In any other state, this ends at the model kit store. In Florida, it ends with a multi-agency tactical response to a senior citizen’s hobby.

We did not make this up. Click Orlando has the receipts.

Florida Man Arrested While Dressed as Chuck E. Cheese. In a Chuck E. Cheese.

Florida has given us a lot. But this one feels like a milestone.

Florida Man Arrested While Dressed as Chuck E. Cheese. In a Chuck E. Cheese.

Jermel Jones, 41, was arrested inside a Chuck E. Cheese in Florida while wearing the Chuck E. Cheese mascot costume. He is alleged to have used someone else’s credit card to make purchases, which he did while dressed as a six-foot animatronic rat, in a restaurant full of children and their parents, who watched the whole arrest go down.

Let’s sit with the layers here. He didn’t just commit fraud. He committed fraud in costume, in a venue specifically designed for children’s birthday parties, as the mascot of that venue. The children came to see Chuck E. Cheese. Instead they witnessed an arrest. This is what Florida offers its youth.

We have a lot of questions. How did he get the costume? Did he work there? Was this planned, or did he show up in the costume and then decide to also commit credit card fraud? At what point did he think this was going well?

Florida Man does not answer these questions. Florida Man simply continues to exist, wearing the costume, until the cops show up.

Hat tip to this roundup of 2025’s finest Florida Man moments for surfacing this gem.

New York City Just Elected Its First Muslim Mayor and Some People Cannot Handle It

In November 2025, New York City — the largest city in the United States, home to 8 million people and approximately 400 different opinions per square block — elected 34-year-old Zohran Mamdani as its mayor. He is the city’s first Muslim mayor. Also its first South Asian mayor. Also a democratic socialist who beat both Andrew Cuomo and a guy named Curtis Sliwa in a high-turnout race.

NYC first Muslim mayor

The reaction from certain corners of the internet was, predictably, completely reasonable and measured. Just kidding. It was not.

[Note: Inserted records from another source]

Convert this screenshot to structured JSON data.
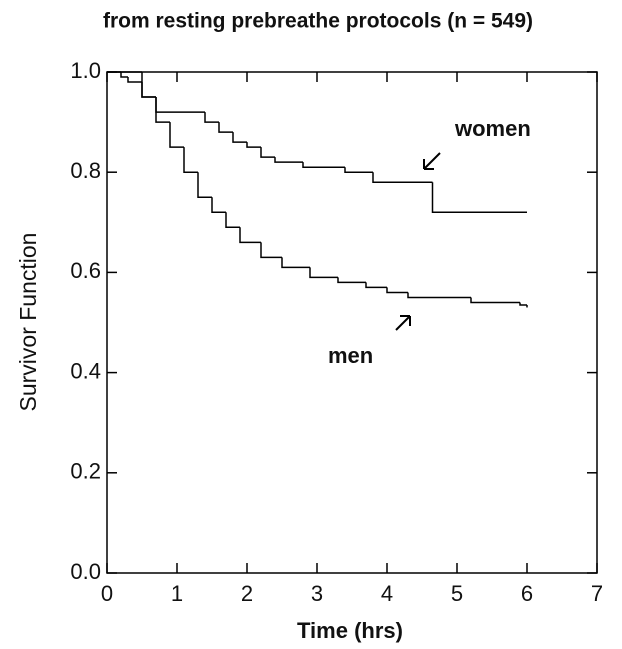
{
  "chart_data": {
    "type": "step",
    "title": "from resting prebreathe protocols (n = 549)",
    "xlabel": "Time (hrs)",
    "ylabel": "Survivor Function",
    "xlim": [
      0,
      7
    ],
    "xticks": [
      0,
      1,
      2,
      3,
      4,
      5,
      6,
      7
    ],
    "ylim": [
      0,
      1
    ],
    "yticks": [
      {
        "value": 0,
        "label": "0.0"
      },
      0.2,
      0.4,
      0.6,
      0.8,
      {
        "value": 1,
        "label": "1.0"
      }
    ],
    "series": [
      {
        "name": "women",
        "color": "#000000",
        "x": [
          0,
          0.5,
          0.7,
          1.4,
          1.6,
          1.8,
          2.0,
          2.2,
          2.4,
          2.8,
          3.4,
          3.8,
          4.65,
          6.0
        ],
        "values": [
          1.0,
          0.95,
          0.92,
          0.9,
          0.88,
          0.86,
          0.85,
          0.83,
          0.82,
          0.81,
          0.8,
          0.78,
          0.72,
          0.72
        ]
      },
      {
        "name": "men",
        "color": "#000000",
        "x": [
          0,
          0.2,
          0.3,
          0.5,
          0.7,
          0.9,
          1.1,
          1.3,
          1.5,
          1.7,
          1.9,
          2.2,
          2.5,
          2.9,
          3.3,
          3.7,
          4.0,
          4.3,
          5.2,
          5.9,
          6.0
        ],
        "values": [
          1.0,
          0.99,
          0.98,
          0.95,
          0.9,
          0.85,
          0.8,
          0.75,
          0.72,
          0.69,
          0.66,
          0.63,
          0.61,
          0.59,
          0.58,
          0.57,
          0.56,
          0.55,
          0.54,
          0.535,
          0.53
        ]
      }
    ]
  }
}
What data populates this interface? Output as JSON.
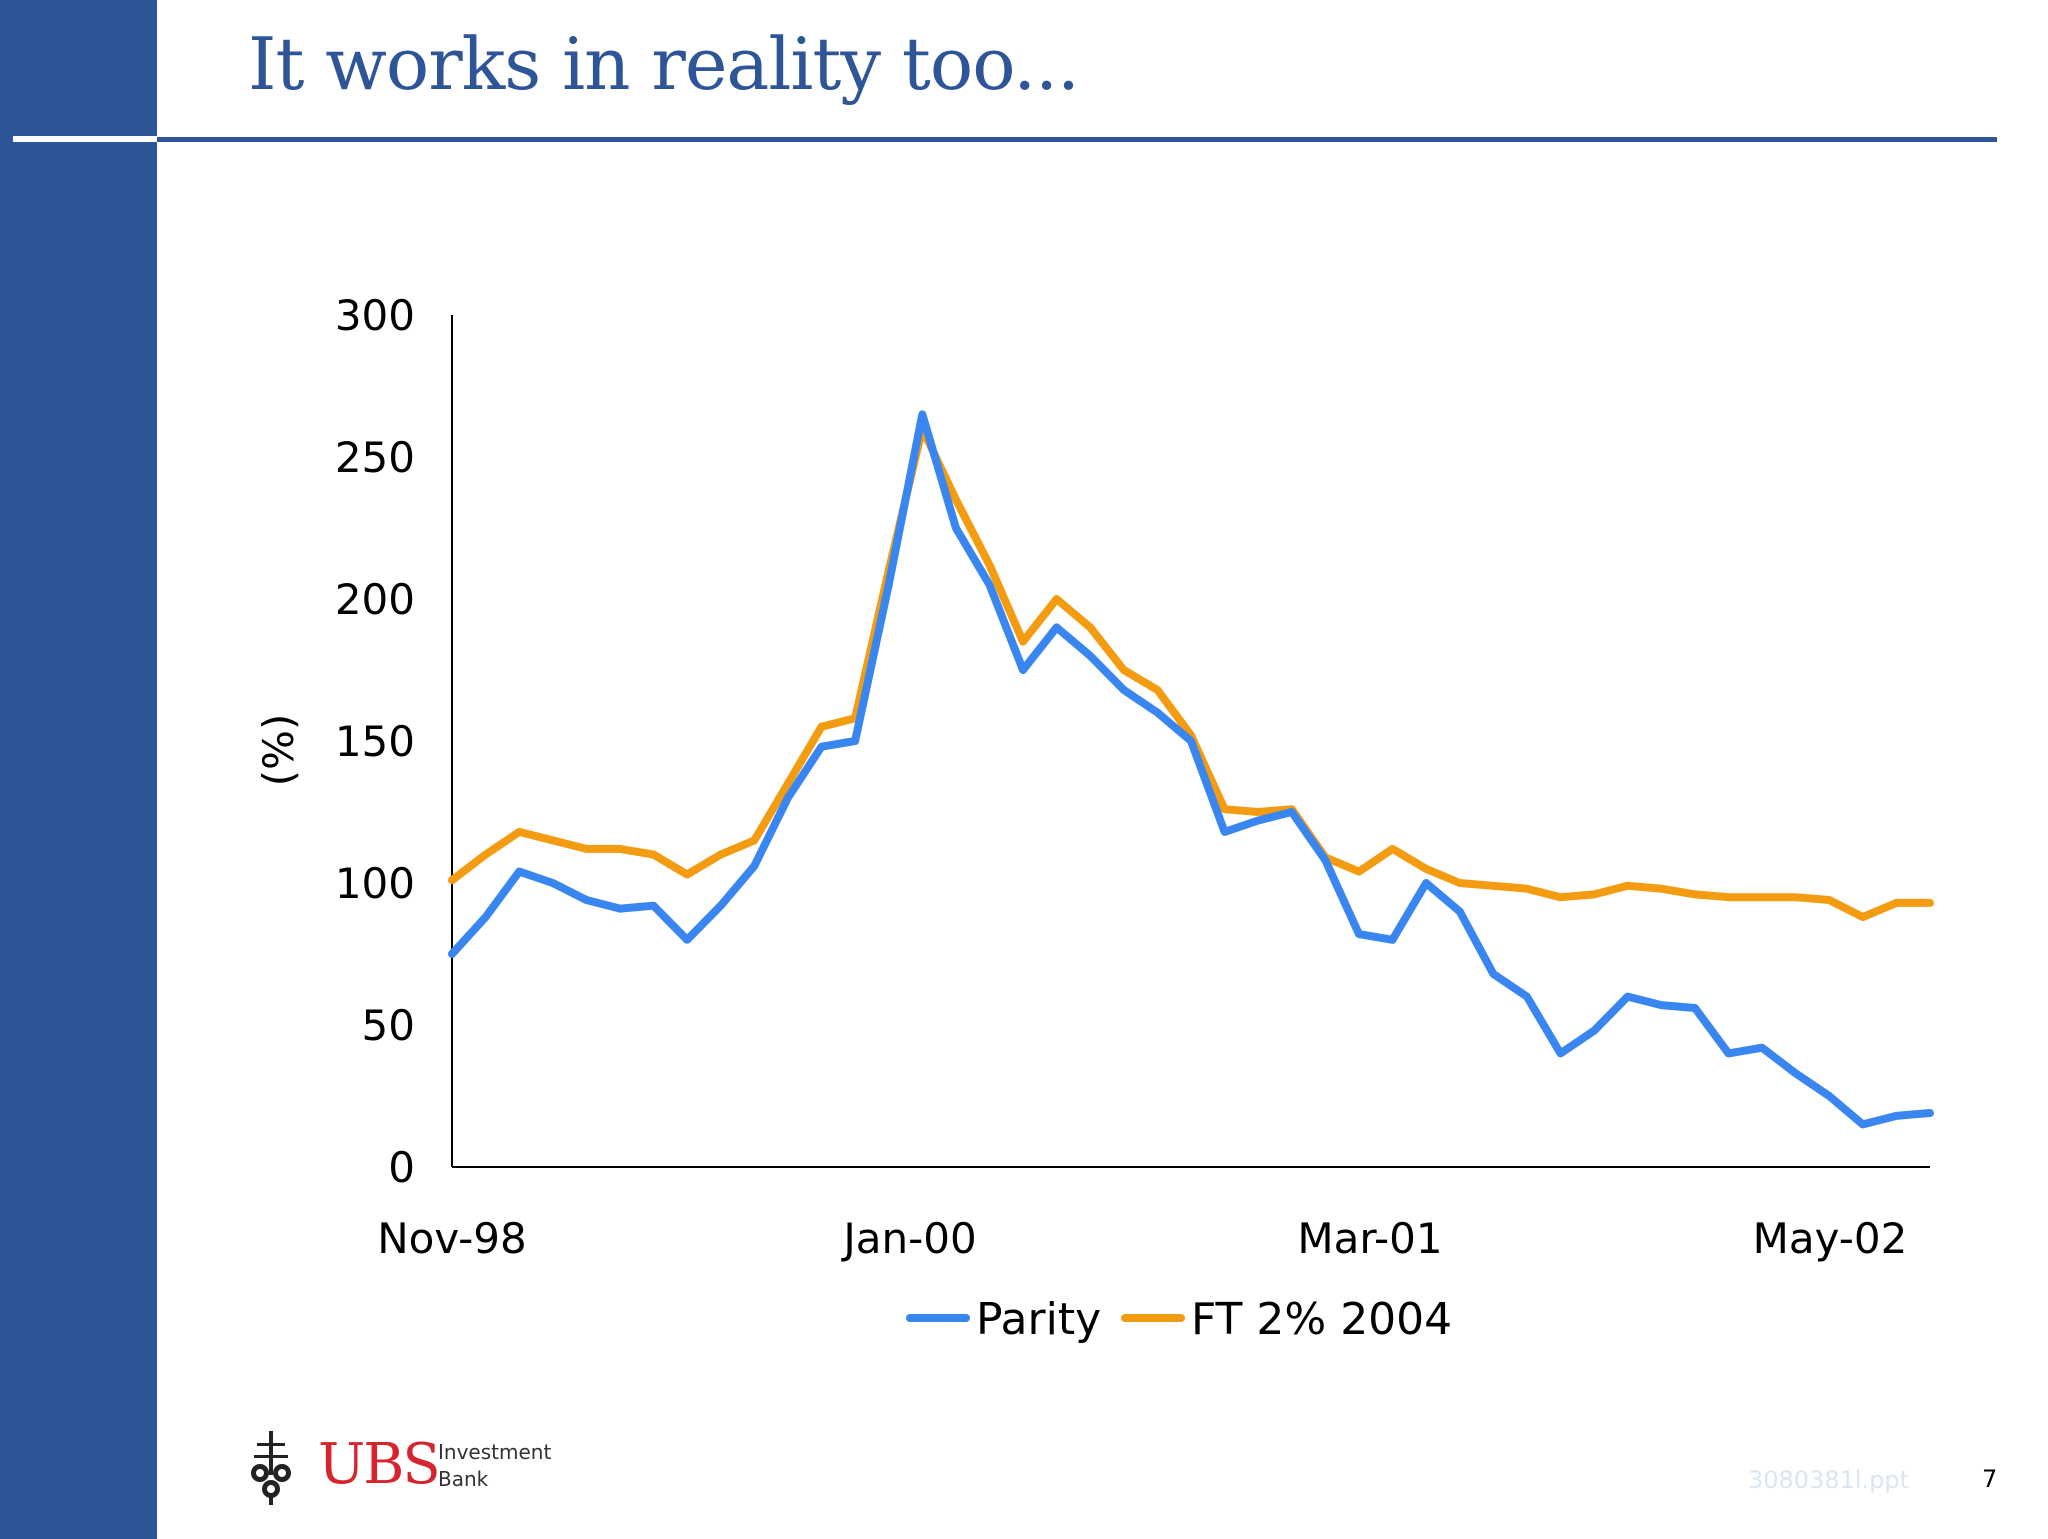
{
  "slide": {
    "title": "It works in reality too...",
    "logo": {
      "name": "UBS",
      "line1": "Investment",
      "line2": "Bank"
    },
    "file_name": "3080381l.ppt",
    "page_number": "7",
    "accent_color": "#2e5597"
  },
  "chart_data": {
    "type": "line",
    "title": "",
    "xlabel": "",
    "ylabel": "(%)",
    "ylim": [
      0,
      300
    ],
    "yticks": [
      "0",
      "50",
      "100",
      "150",
      "200",
      "250",
      "300"
    ],
    "xtick_labels": [
      "Nov-98",
      "Jan-00",
      "Mar-01",
      "May-02"
    ],
    "xlim": [
      "1998-11",
      "2002-07"
    ],
    "grid": false,
    "legend": "bottom",
    "x": [
      "1998-11",
      "1998-12",
      "1999-01",
      "1999-02",
      "1999-03",
      "1999-04",
      "1999-05",
      "1999-06",
      "1999-07",
      "1999-08",
      "1999-09",
      "1999-10",
      "1999-11",
      "1999-12",
      "2000-01",
      "2000-02",
      "2000-03",
      "2000-04",
      "2000-05",
      "2000-06",
      "2000-07",
      "2000-08",
      "2000-09",
      "2000-10",
      "2000-11",
      "2000-12",
      "2001-01",
      "2001-02",
      "2001-03",
      "2001-04",
      "2001-05",
      "2001-06",
      "2001-07",
      "2001-08",
      "2001-09",
      "2001-10",
      "2001-11",
      "2001-12",
      "2002-01",
      "2002-02",
      "2002-03",
      "2002-04",
      "2002-05",
      "2002-06",
      "2002-07"
    ],
    "series": [
      {
        "name": "Parity",
        "color": "#3a86f0",
        "values": [
          75,
          88,
          104,
          100,
          94,
          91,
          92,
          80,
          92,
          106,
          130,
          148,
          150,
          205,
          265,
          225,
          205,
          175,
          190,
          180,
          168,
          160,
          150,
          118,
          122,
          125,
          108,
          82,
          80,
          100,
          90,
          68,
          60,
          40,
          48,
          60,
          57,
          56,
          40,
          42,
          33,
          25,
          15,
          18,
          19
        ]
      },
      {
        "name": "FT 2% 2004",
        "color": "#f39c12",
        "values": [
          101,
          110,
          118,
          115,
          112,
          112,
          110,
          103,
          110,
          115,
          135,
          155,
          158,
          210,
          260,
          235,
          212,
          185,
          200,
          190,
          175,
          168,
          152,
          126,
          125,
          126,
          109,
          104,
          112,
          105,
          100,
          99,
          98,
          95,
          96,
          99,
          98,
          96,
          95,
          95,
          95,
          94,
          88,
          93,
          93
        ]
      }
    ]
  }
}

Here’s the rational thought for the day: New York City has had 110 mayors. The first 109 were Christian men, almost entirely white. The city elected a Muslim mayor, and the government did not collapse. The Statue of Liberty is still there. The pizza is still good. The subway is still a disaster, but that predates Mamdani by several decades and will outlast all of us.

Democracy did a thing. A major American city chose someone different. Turns out the thing people said couldn’t happen — that a Muslim could run one of the world’s great cities — was just a thing people said. File under: Rational Thought.

Full coverage from Religion News Service.